Importing packages – Pipelines using TensorFlow Extended-1
Step 6: Importing packages
Run the following mentioned line of codes to import required packages:
import tensorflow as tf
import tensorflow_transform as tft
from tensorflow import keras
from tensorflow_transform.tf_metadata import schema_utils
from tfx import v1 as tfx
from tfx_bsl.public import tfxio
from tfx.components.base import executor_spec
from tfx.orchestration.experimental.interactive.interactive_context import InteractiveContext
from tensorflow_metadata.proto.v0 import schema_pb2
import os
from typing import List
Step 7: Understanding a few TFX components from code
Even before jumping into pipeline creation and execution, let us try to understand how a few of the TFX components can be used individually and analyze the output of those components.

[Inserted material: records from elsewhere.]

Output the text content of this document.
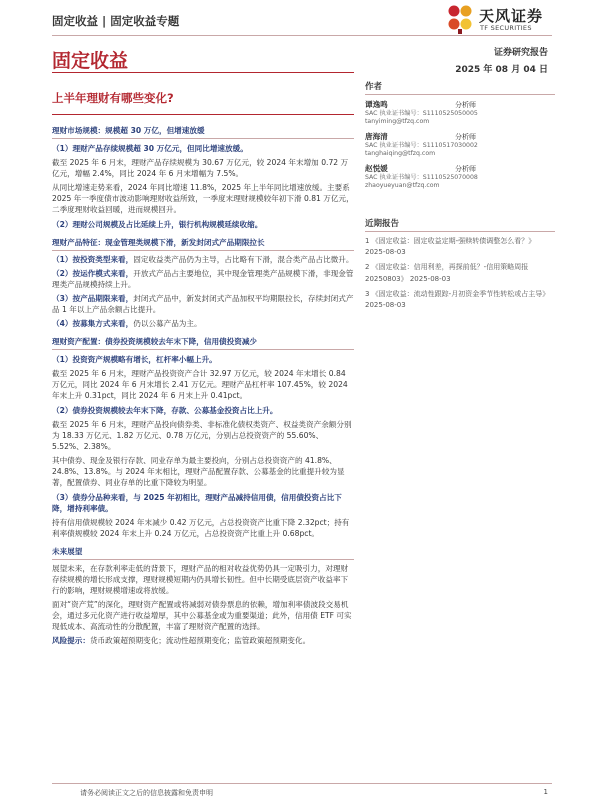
固定收益 | 固定收益专题	天风证券
TF SECURITIES
固定收益	证券研究报告
2025 年 08 月 04 日
上半年理财有哪些变化?
理财市场规模：规模超 30 万亿，但增速放缓
（1）理财产品存续规模超 30 万亿元，但同比增速放缓。
截至 2025 年 6 月末，理财产品存续规模为 30.67 万亿元，较 2024 年末增加 0.72 万亿元，增幅 2.4%，同比 2024 年 6 月末增幅为 7.5%。
从同比增速走势来看，2024 年同比增速 11.8%，2025 年上半年同比增速放缓。主要系 2025 年一季度债市波动影响理财收益所致，一季度末理财规模较年初下滑 0.81 万亿元，二季度理财收益回暖，进而规模回升。
（2）理财公司规模及占比延续上升，银行机构规模延续收缩。
理财产品特征：现金管理类规模下滑，新发封闭式产品期限拉长
（1）按投资类型来看，固定收益类产品仍为主导，占比略有下滑，混合类产品占比微升。
（2）按运作模式来看，开放式产品占主要地位，其中现金管理类产品规模下滑，非现金管理类产品规模持续上升。
（3）按产品期限来看，封闭式产品中，新发封闭式产品加权平均期限拉长，存续封闭式产品 1 年以上产品余额占比提升。
（4）按募集方式来看，仍以公募产品为主。
理财资产配置：债券投资规模较去年末下降，信用债投资减少
（1）投资资产规模略有增长，杠杆率小幅上升。
截至 2025 年 6 月末，理财产品投资资产合计 32.97 万亿元，较 2024 年末增长 0.84 万亿元，同比 2024 年 6 月末增长 2.41 万亿元。理财产品杠杆率 107.45%，较 2024 年末上升 0.31pct，同比 2024 年 6 月末上升 0.41pct。
（2）债券投资规模较去年末下降，存款、公募基金投资占比上升。
截至 2025 年 6 月末，理财产品投向债券类、非标准化债权类资产、权益类资产余额分别为 18.33 万亿元、1.82 万亿元、0.78 万亿元，分别占总投资资产的 55.60%、5.52%、2.38%。
其中债券、现金及银行存款、同业存单为最主要投向，分别占总投资资产的 41.8%、24.8%、13.8%。与 2024 年末相比，理财产品配置存款、公募基金的比重提升较为显著，配置债券、同业存单的比重下降较为明显。
（3）债券分品种来看，与 2025 年初相比，理财产品减持信用债，信用债投资占比下降，增持利率债。
持有信用债规模较 2024 年末减少 0.42 万亿元，占总投资资产比重下降 2.32pct；持有利率债规模较 2024 年末上升 0.24 万亿元，占总投资资产比重上升 0.68pct。
未来展望
展望未来，在存款利率走低的背景下，理财产品的相对收益优势仍具一定吸引力，对理财存续规模的增长形成支撑，理财规模短期内仍具增长韧性。但中长期受底层资产收益率下行的影响，理财规模增速或将放缓。
面对“资产荒”的深化，理财资产配置或将减弱对债券票息的依赖，增加利率债波段交易机会，通过多元化资产进行收益增厚，其中公募基金或为重要渠道；此外，信用债 ETF 可实现低成本、高流动性的分散配置，丰富了理财资产配置的选择。
风险提示：货币政策超预期变化；流动性超预期变化；监管政策超预期变化。
作者
谭逸鸣	分析师
SAC 执业证书编号：S1110525050005
tanyiming@tfzq.com
唐海清	分析师
SAC 执业证书编号：S1110517030002
tanghaiqing@tfzq.com
赵悦媛	分析师
SAC 执业证书编号：S1110525070008
zhaoyueyuan@tfzq.com
近期报告
1 《固定收益：固定收益定期-强赎转债调整怎么看？》 2025-08-03
2 《固定收益：信用利差，再探前低？-信用策略周报 20250803》 2025-08-03
3 《固定收益：流动性跟踪-月初资金季节性转松或占主导》 2025-08-03
请务必阅读正文之后的信息披露和免责申明	1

Let us start with the data Examplegen component.
Examplegen: Run the following code in a new cell:
context_in = InteractiveContext()
example_gen_csv = tfx.components.CsvExampleGen(input_base=INPUT_DATA_DIR)
context_in.run(example_gen_csv)
Examplegen component can read the data from various sources and data types such as CSV files, TRF records, and BigQuery. An interactive widget displaying the results of ExampleGen will appear on the notebook once run is complete as shown in Figure 8.6. ExampleGen typically generates two types of artifacts, which are known as training and evaluation examples. ExampleGen will divide the data into two thirds for the training set and one third for the evaluation set by default. Location where these artifacts are stored can also be viewed as shown:

Figure 8.6: Output for example_gen component
StatisticsGen: Run the following code in a new cell:
gen_statistics = tfx.components.StatisticsGen(examples=example_gen_csv.outputs[‘examples’])
context_in.run(gen_statistics)
context_in.show(gen_statistics.outputs[‘statistics’])
Statistics over your dataset are computed using the StatisticsGen component. These statistics provide a quick overview of your data, including details such as shape, features, and value distribution. You will use the output from the ExampleGen as input to compute statistics about the data. An interactive widget displaying the statistics of train and evaluation dataset separately appears once the run is complete as shown in Figure 8.7:

Figure 8.7: Output for statsics_gen component
SchemaGen: Run the following code in a new cell:
gen_schema = tfx.components.SchemaGen(statistics=gen_statistics.outputs[‘statistics’])
context_in.run(gen_schema)
context_in.show(gen_schema.outputs[‘schema’])
From the statistics, the SchemaGen component will generate a schema for your data. A Schema is simply a data definition. It defines the data features’ types, expected properties, bounds, and so on. Output of the SchemaGen is as shown in Figure 8.8:

Figure 8.8: Output for schema_gen component
ExampleValidator: Run the following code in a new cell:
stats_validate = tfx.components.ExampleValidator(statistics=gen_statistics.outputs[‘statistics’],schema=gen_schema.outputs[‘schema’])
context_in.run(stats_validate)
context_in.show(stats_validate.outputs[‘anomalies’])
Based on the defined schema, this component validates your data and detects anomalies. When in production, this can be used to validate any new data that enters your pipeline. It can detect drift, changes, and skew in new data, unexpected types, new column which was not in the schema. Output of ExampleValidator is as shown in Figure 8.9:

Figure 8.9: Output of example validator component